My 10 yr old was hugging the cat, & whispering to him “I love you so much that you’re the 2nd most loved thing in my life.” Aww, I thought, she’s still mama’s little girl. Then she finished her whisper with “But spaghetti is my favorite thing.”
[Creation]
God: These dinosaurs are ruining the place!
Angel: Maybe they’ll evolve?
G: *throws a rock*
A: Sick shot!
G: Next time, apes
When I said “anything for you”, I meant I’ll make you a nice cup of tea, not that I’ll help you to fake your own death as part of a massive life insurance fraud.
[Running a marathon]
Guy beside me: are- are you wearing tap dancing shoes?
My brain doesn’t sea typos until I’ve already hit send.
Accidentally played dad instead of dead when I encountered a bear and now it can ride a bike without training wheels.
Ever since CATS come out things have been way off
If you saw how my wife attacks flying bugs in the house, you’d sleep with a knife under your pillow too.
My friend’s wife just went live on Facebook to discuss “astrology and the election” in case you’re wondering why I avoid my friends
*stands up fast
weeeeeeeeeeeeeeeeeee
Alright so I have a pretty good joke for if Pirates Of The Carribean was nominated for several academy awards and lost all of them that the host could say and it’s this: “I’ve heard of not a dry eye in the house, but not an aye aye in the house?”
Where do you see yourself in five years?
Me: In a mirror probably unless new technology exists.
[interviewer thinking] holy smokes he’s good
Im bored… I think I’ll go to the mall, find a great parking spot and sit in my car, with the reverse lights on…
Waiter: And how would you like your steak?
Guy Who Has Only Ever Eaten Goldfish Crackers: … umm… flavor blasted?
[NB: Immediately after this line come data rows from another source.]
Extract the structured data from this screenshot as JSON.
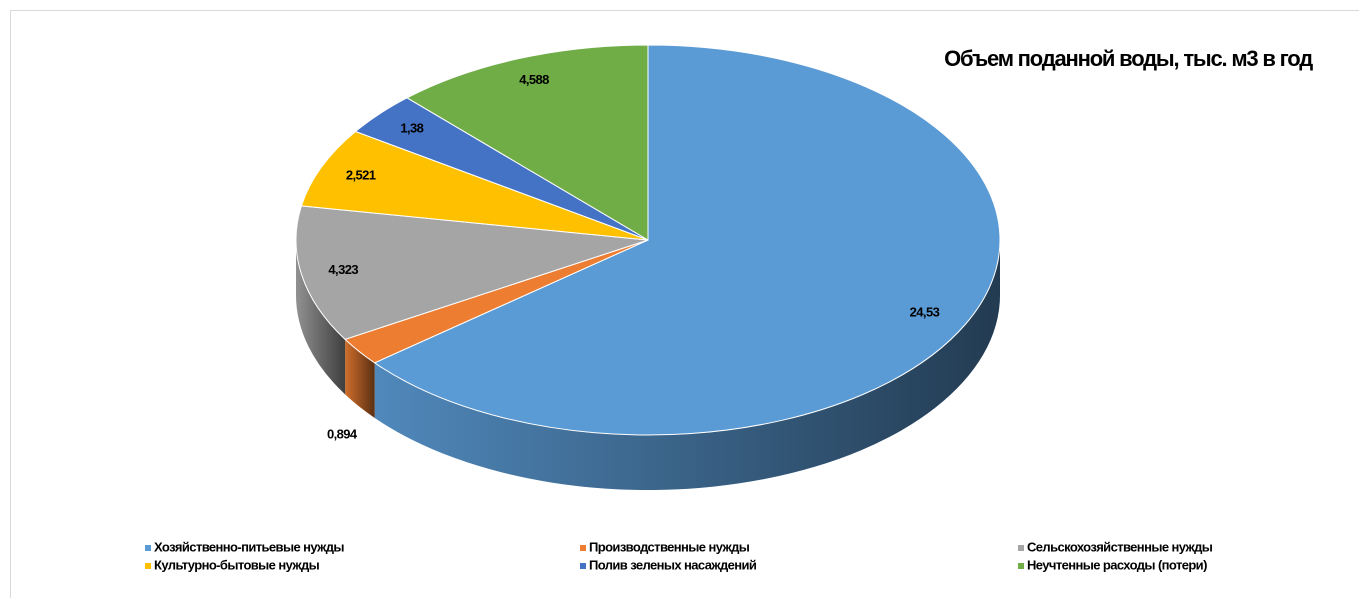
{
  "chart_data": {
    "type": "pie",
    "title": "Объем поданной воды, тыс. м3 в год",
    "categories": [
      "Хозяйственно-питьевые нужды",
      "Производственные нужды",
      "Сельскохозяйственные нужды",
      "Культурно-бытовые нужды",
      "Полив зеленых насаждений",
      "Неучтенные расходы (потери)"
    ],
    "values": [
      24.53,
      0.894,
      4.323,
      2.521,
      1.38,
      4.588
    ],
    "value_labels": [
      "24,53",
      "0,894",
      "4,323",
      "2,521",
      "1,38",
      "4,588"
    ],
    "colors": [
      "#5b9bd5",
      "#ed7d31",
      "#a5a5a5",
      "#ffc000",
      "#4472c4",
      "#70ad47"
    ],
    "legend": "bottom"
  }
}
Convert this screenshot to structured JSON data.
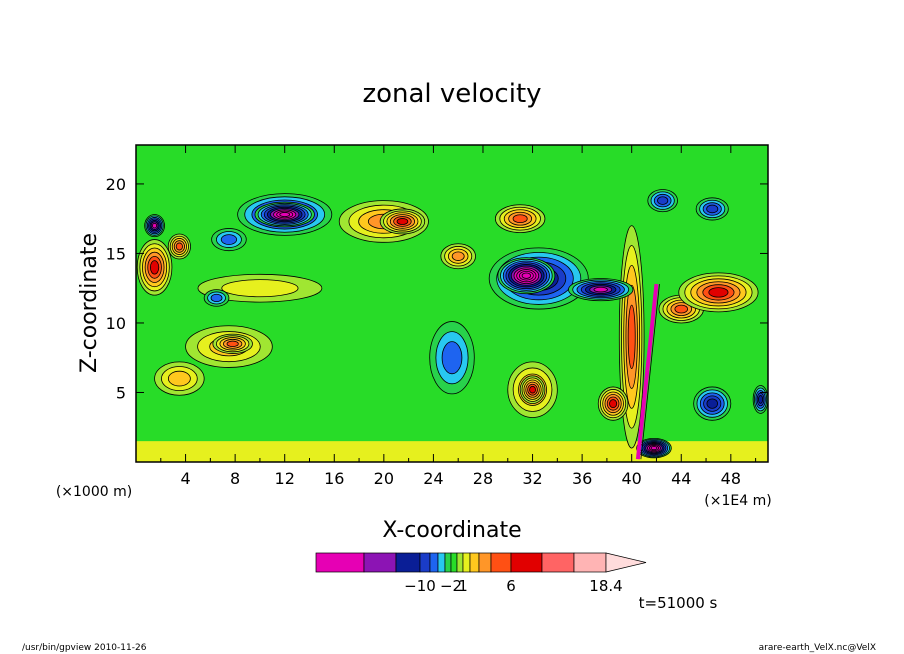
{
  "chart_data": {
    "type": "heatmap",
    "title": "zonal velocity",
    "xlabel": "X-coordinate",
    "ylabel": "Z-coordinate",
    "x_unit_left": "(×1000 m)",
    "x_unit_right": "(×1E4 m)",
    "xlim": [
      0,
      51
    ],
    "ylim": [
      0,
      22.8
    ],
    "x_ticks": [
      4,
      8,
      12,
      16,
      20,
      24,
      28,
      32,
      36,
      40,
      44,
      48
    ],
    "x_tick_labels": [
      "4",
      "8",
      "12",
      "16",
      "20",
      "24",
      "28",
      "32",
      "36",
      "40",
      "44",
      "48"
    ],
    "y_ticks": [
      5,
      10,
      15,
      20
    ],
    "y_tick_labels": [
      "5",
      "10",
      "15",
      "20"
    ],
    "grid": false,
    "background_level": 0,
    "features": [
      {
        "x": 12,
        "z": 17.8,
        "rx": 3.8,
        "rz": 1.5,
        "level": -6
      },
      {
        "x": 12,
        "z": 17.8,
        "rx": 2.4,
        "rz": 0.9,
        "level": -9
      },
      {
        "x": 7.5,
        "z": 16.0,
        "rx": 1.4,
        "rz": 0.8,
        "level": -3
      },
      {
        "x": 1.5,
        "z": 17.0,
        "rx": 0.8,
        "rz": 0.8,
        "level": -7
      },
      {
        "x": 32.5,
        "z": 13.2,
        "rx": 4.0,
        "rz": 2.2,
        "level": -6
      },
      {
        "x": 31.5,
        "z": 13.4,
        "rx": 2.3,
        "rz": 1.3,
        "level": -10
      },
      {
        "x": 37.5,
        "z": 12.4,
        "rx": 2.6,
        "rz": 0.8,
        "level": -7
      },
      {
        "x": 25.5,
        "z": 7.5,
        "rx": 1.8,
        "rz": 2.6,
        "level": -3
      },
      {
        "x": 46.5,
        "z": 4.2,
        "rx": 1.5,
        "rz": 1.2,
        "level": -5
      },
      {
        "x": 41.8,
        "z": 1.0,
        "rx": 1.4,
        "rz": 0.7,
        "level": -9
      },
      {
        "x": 6.5,
        "z": 11.8,
        "rx": 1.0,
        "rz": 0.6,
        "level": -3
      },
      {
        "x": 42.5,
        "z": 18.8,
        "rx": 1.2,
        "rz": 0.8,
        "level": -4
      },
      {
        "x": 46.5,
        "z": 18.2,
        "rx": 1.3,
        "rz": 0.8,
        "level": -4
      },
      {
        "x": 50.4,
        "z": 4.5,
        "rx": 0.6,
        "rz": 1.0,
        "level": -5
      },
      {
        "x": 20.0,
        "z": 17.3,
        "rx": 3.6,
        "rz": 1.5,
        "level": 4
      },
      {
        "x": 21.5,
        "z": 17.3,
        "rx": 1.8,
        "rz": 0.9,
        "level": 6
      },
      {
        "x": 31.0,
        "z": 17.5,
        "rx": 2.0,
        "rz": 1.0,
        "level": 5
      },
      {
        "x": 1.5,
        "z": 14.0,
        "rx": 1.4,
        "rz": 2.0,
        "level": 6
      },
      {
        "x": 3.5,
        "z": 15.5,
        "rx": 0.9,
        "rz": 0.9,
        "level": 5
      },
      {
        "x": 47.0,
        "z": 12.2,
        "rx": 3.2,
        "rz": 1.4,
        "level": 6
      },
      {
        "x": 44.0,
        "z": 11.0,
        "rx": 1.8,
        "rz": 1.0,
        "level": 5
      },
      {
        "x": 32.0,
        "z": 5.2,
        "rx": 2.0,
        "rz": 2.0,
        "level": 4
      },
      {
        "x": 32.0,
        "z": 5.2,
        "rx": 1.0,
        "rz": 1.0,
        "level": 6
      },
      {
        "x": 7.5,
        "z": 8.3,
        "rx": 3.5,
        "rz": 1.5,
        "level": 3
      },
      {
        "x": 7.8,
        "z": 8.5,
        "rx": 1.6,
        "rz": 0.7,
        "level": 5
      },
      {
        "x": 3.5,
        "z": 6.0,
        "rx": 2.0,
        "rz": 1.2,
        "level": 3
      },
      {
        "x": 38.5,
        "z": 4.2,
        "rx": 1.2,
        "rz": 1.2,
        "level": 6
      },
      {
        "x": 26.0,
        "z": 14.8,
        "rx": 1.4,
        "rz": 0.9,
        "level": 4
      },
      {
        "x": 10.0,
        "z": 12.5,
        "rx": 5.0,
        "rz": 1.0,
        "level": 2
      },
      {
        "x": 40.0,
        "z": 9.0,
        "rx": 1.0,
        "rz": 8.0,
        "level": 5
      }
    ],
    "line_features": [
      {
        "x0": 40.5,
        "z0": 0.2,
        "x1": 42.0,
        "z1": 12.8,
        "level": -10
      }
    ]
  },
  "colorbar": {
    "labels": [
      {
        "level_index": 3,
        "text": "−10"
      },
      {
        "level_index": 7,
        "text": "−2"
      },
      {
        "level_index": 9,
        "text": "1"
      },
      {
        "level_index": 13,
        "text": "6"
      },
      {
        "level_index": 19,
        "text": "18.4"
      }
    ],
    "colors": [
      "#e600b4",
      "#8c14b4",
      "#0a1e96",
      "#1a3cc8",
      "#1e64f0",
      "#28c8f0",
      "#28d24b",
      "#28dc28",
      "#a0e632",
      "#e6f01e",
      "#ffc81e",
      "#ff9628",
      "#ff5014",
      "#e10000",
      "#ff6464",
      "#ffb4b4",
      "#ffdcdc"
    ]
  },
  "time_label": "t=51000 s",
  "footer_left": "/usr/bin/gpview  2010-11-26",
  "footer_right": "arare-earth_VelX.nc@VelX"
}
me: no, you can’t have ice cream for dinner
son: why not???
me: because
son: because you ate it all for lunch again?
me:
son:
me: if you don’t tell mom I’ll give you a popsicle for breakfast
COP: pull over
ME: lol no it’s a cardigan
Dr: You need to stop touching your face
Me: But it feels really nice, try it
Dr: *strokes my cheek* OMG, nurse come check this out
My Fitbit thanked me for not making him work nearly as hard as the other Fitbits.
Twitter is like 192 million people screaming “Mom watch me jump in the pool”
Welcome to our nearly empty restaurant. Please follow me to our worst table.
When a guy wearing cargo pants hits on me I’m tempted to go out with him just to see how many of my belongings I can fit into his pockets.
Me: I’m completely lost. What’s going on in this movie?
Him: Lin, I just hit play 90 seconds ago.
Me: Wow! New record.
[if you can make a girl laugh you can make her do anything]
*makes a girl laugh*
me: can you do my taxes
My husband made me a really romantic dinner once. When I finished cleaning the kitchen a week later, I warned him never to do anything like that to me ever again.